Question them like you question your doctor.


Imagine going to the doctor because of knee pain. The nurse checks your not-so-great blood pressure and then asks you to change into a really-not-great gown. You then pass the time away tapping on the phone. The doctor finally walks in. He pulls out a few shiny instruments and performs a few tests. After a few minutes he sits straight up and, with thoughtfulness on his face and authority in his voice, he declares: “Your knee is shot. Buy a new one.” He then hands you off to a salesman who offers you good, better and best knee replacement options.

Medicine has its problems, but no one in their right mind would accept that kind of treatment. “Shot” is not a real diagnosis. You’d want to know exactly what’s wrong, why it went wrong and what all the treatment options are. Replace it rather than treat it? You’d want to be convinced. Good, better and best replacement options depending on your budget? Not likely. You’d fight the insurance company to get the best option no matter what the cost. Medicine may be complicated, but the general concepts are not. A good doctor explains things in a way that’s understandable and makes you a part of the process.

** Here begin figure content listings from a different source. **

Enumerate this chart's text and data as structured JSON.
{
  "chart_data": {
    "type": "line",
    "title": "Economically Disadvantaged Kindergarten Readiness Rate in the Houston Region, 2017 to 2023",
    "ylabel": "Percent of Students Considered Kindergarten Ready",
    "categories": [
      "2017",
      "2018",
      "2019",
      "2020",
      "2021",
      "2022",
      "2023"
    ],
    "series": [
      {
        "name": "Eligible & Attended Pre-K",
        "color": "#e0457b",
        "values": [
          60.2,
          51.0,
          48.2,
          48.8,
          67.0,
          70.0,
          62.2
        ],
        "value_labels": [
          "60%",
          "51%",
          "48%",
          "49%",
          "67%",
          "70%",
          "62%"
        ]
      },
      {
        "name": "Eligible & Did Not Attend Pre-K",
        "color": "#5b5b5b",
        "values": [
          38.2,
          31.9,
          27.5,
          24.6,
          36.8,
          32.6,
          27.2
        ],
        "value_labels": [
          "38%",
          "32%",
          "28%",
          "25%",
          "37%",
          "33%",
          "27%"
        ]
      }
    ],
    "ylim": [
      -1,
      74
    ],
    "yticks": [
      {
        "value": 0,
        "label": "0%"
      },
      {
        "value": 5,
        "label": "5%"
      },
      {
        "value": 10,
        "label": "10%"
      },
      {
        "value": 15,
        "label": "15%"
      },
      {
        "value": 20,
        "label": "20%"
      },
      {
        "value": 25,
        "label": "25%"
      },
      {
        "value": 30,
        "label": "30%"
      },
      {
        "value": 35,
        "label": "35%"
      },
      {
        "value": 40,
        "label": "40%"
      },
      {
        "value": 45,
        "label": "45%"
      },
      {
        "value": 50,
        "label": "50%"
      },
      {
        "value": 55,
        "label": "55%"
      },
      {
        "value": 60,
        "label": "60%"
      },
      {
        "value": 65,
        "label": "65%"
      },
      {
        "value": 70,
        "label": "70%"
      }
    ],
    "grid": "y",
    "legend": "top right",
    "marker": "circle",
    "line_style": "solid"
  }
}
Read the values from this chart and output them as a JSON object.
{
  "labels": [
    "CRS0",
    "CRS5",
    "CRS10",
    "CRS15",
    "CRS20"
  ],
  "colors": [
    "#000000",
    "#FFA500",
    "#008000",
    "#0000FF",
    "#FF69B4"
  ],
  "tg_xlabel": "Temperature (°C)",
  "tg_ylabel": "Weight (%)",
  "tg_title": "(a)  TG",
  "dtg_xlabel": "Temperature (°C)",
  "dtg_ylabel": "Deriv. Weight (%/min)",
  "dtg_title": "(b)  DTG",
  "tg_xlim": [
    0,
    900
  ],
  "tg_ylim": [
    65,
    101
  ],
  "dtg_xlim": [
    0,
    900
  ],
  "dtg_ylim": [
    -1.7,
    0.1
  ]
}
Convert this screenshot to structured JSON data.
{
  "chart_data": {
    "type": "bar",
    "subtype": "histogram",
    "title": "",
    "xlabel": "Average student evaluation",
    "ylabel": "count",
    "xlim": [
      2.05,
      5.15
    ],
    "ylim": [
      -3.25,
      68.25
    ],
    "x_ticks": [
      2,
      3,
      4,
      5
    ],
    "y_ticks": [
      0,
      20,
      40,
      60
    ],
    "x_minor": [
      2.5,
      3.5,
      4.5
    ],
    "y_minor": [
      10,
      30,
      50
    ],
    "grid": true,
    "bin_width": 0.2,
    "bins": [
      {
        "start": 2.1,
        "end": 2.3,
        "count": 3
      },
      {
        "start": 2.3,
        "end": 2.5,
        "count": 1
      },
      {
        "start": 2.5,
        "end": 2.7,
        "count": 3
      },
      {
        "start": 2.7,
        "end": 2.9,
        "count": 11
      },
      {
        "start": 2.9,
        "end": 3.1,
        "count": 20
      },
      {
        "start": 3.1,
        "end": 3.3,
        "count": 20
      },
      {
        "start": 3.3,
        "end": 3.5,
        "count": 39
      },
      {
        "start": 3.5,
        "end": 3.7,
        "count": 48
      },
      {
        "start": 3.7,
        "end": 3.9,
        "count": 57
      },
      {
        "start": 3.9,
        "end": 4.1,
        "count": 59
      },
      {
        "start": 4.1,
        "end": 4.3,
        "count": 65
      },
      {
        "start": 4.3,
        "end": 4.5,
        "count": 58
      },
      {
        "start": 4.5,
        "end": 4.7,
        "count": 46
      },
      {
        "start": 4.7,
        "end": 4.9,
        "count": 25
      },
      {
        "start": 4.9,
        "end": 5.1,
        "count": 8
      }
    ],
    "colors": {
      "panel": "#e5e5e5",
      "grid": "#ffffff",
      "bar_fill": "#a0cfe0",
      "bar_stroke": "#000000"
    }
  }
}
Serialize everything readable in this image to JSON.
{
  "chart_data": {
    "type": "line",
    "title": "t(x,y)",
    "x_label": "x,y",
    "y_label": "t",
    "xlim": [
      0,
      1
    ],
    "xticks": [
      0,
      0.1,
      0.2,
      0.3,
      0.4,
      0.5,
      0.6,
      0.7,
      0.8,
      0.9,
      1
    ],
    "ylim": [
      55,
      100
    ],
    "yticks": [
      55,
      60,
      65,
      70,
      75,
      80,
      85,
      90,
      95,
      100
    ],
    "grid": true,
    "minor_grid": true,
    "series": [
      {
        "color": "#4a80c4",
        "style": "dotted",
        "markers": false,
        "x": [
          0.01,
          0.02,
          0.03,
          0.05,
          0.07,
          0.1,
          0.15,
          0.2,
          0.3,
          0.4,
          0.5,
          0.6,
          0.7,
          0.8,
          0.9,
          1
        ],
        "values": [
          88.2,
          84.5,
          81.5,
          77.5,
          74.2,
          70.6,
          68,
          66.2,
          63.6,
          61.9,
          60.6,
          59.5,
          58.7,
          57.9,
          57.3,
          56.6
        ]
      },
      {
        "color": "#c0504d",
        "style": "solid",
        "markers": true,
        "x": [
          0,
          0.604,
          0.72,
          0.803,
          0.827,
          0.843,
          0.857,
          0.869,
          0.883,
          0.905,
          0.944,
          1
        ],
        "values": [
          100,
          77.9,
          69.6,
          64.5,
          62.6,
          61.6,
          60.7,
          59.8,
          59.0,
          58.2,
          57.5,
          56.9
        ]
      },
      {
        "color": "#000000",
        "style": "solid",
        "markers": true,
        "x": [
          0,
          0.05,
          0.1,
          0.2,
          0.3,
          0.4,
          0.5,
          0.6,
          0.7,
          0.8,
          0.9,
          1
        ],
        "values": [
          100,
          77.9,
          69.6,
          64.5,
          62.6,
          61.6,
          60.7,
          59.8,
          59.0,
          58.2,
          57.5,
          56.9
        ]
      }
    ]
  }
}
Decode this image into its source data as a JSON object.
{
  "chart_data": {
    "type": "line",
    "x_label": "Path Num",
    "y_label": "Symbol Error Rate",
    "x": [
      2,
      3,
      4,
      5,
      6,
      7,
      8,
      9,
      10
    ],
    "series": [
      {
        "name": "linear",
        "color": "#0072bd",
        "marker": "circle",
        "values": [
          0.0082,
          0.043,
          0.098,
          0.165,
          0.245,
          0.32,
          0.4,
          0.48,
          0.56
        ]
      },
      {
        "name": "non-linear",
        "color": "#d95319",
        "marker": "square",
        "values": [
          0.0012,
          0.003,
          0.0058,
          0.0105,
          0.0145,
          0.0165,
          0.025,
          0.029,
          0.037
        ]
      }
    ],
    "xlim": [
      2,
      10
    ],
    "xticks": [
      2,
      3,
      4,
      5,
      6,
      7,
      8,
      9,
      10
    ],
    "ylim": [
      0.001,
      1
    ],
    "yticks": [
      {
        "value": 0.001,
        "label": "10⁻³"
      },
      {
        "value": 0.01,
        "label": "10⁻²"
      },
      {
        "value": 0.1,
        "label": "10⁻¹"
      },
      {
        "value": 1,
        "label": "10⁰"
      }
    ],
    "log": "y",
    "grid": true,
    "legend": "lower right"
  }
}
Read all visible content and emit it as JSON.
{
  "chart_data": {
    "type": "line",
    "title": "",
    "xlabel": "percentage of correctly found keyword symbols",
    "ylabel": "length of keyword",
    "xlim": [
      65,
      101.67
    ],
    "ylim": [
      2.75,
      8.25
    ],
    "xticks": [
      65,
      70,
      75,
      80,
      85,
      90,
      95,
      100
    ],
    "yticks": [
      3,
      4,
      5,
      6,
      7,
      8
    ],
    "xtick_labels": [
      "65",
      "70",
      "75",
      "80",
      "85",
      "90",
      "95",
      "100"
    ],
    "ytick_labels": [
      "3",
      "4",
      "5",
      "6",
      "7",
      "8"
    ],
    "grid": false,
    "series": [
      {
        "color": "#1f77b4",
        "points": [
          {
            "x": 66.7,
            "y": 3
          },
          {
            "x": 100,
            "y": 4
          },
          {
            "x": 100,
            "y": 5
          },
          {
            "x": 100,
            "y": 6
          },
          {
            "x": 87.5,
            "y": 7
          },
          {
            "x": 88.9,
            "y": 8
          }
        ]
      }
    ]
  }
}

Unfortunately, that which is obvious in medicine is less so in the trades. I get a lot of phone calls asking for a price on a new furnace or air conditioner. In most cases another company has condemned the old equipment, so the caller wants to compare prices. That’s reasonable. However, when I ask the caller what’s wrong with the old equipment, the most common answer is some version of “It’s shot.” In other words, the caller doesn’t know what’s wrong with the old equipment except that it’s not working. That’s not reasonable. Anyone asked to spend thousands on new equipment should know why they’re doing it. And they should know what all the options are, including a repair option, even if the repairman doesn’t think repairing is a wise choice. After all, it’s not his choice to make.

It’s time to demand more of repairmen. If you’ll question a doctor who has a decade of formal training, you should darn well question a repairman who’s probably had none. You’re not mechanically inclined? Compared to your doctor, you’re not medically inclined either. But that doesn’t stop you from busting the doc’s chops. You may have watched all 331 episodes of ER, but I can assure you that the knowledge gap between you and your doc is an order of magnitude greater than you and your repairman. If you’ll keep your doctor talking until you have a basic understanding of the problem, then you should keep your repairman talking just the same. If the repairman can’t make you understand, it may be that he doesn’t understand himself. Or it may be that he doesn’t want you to understand.

What’s written here applies to small repairs and big replacement jobs alike. Ask lots of questions!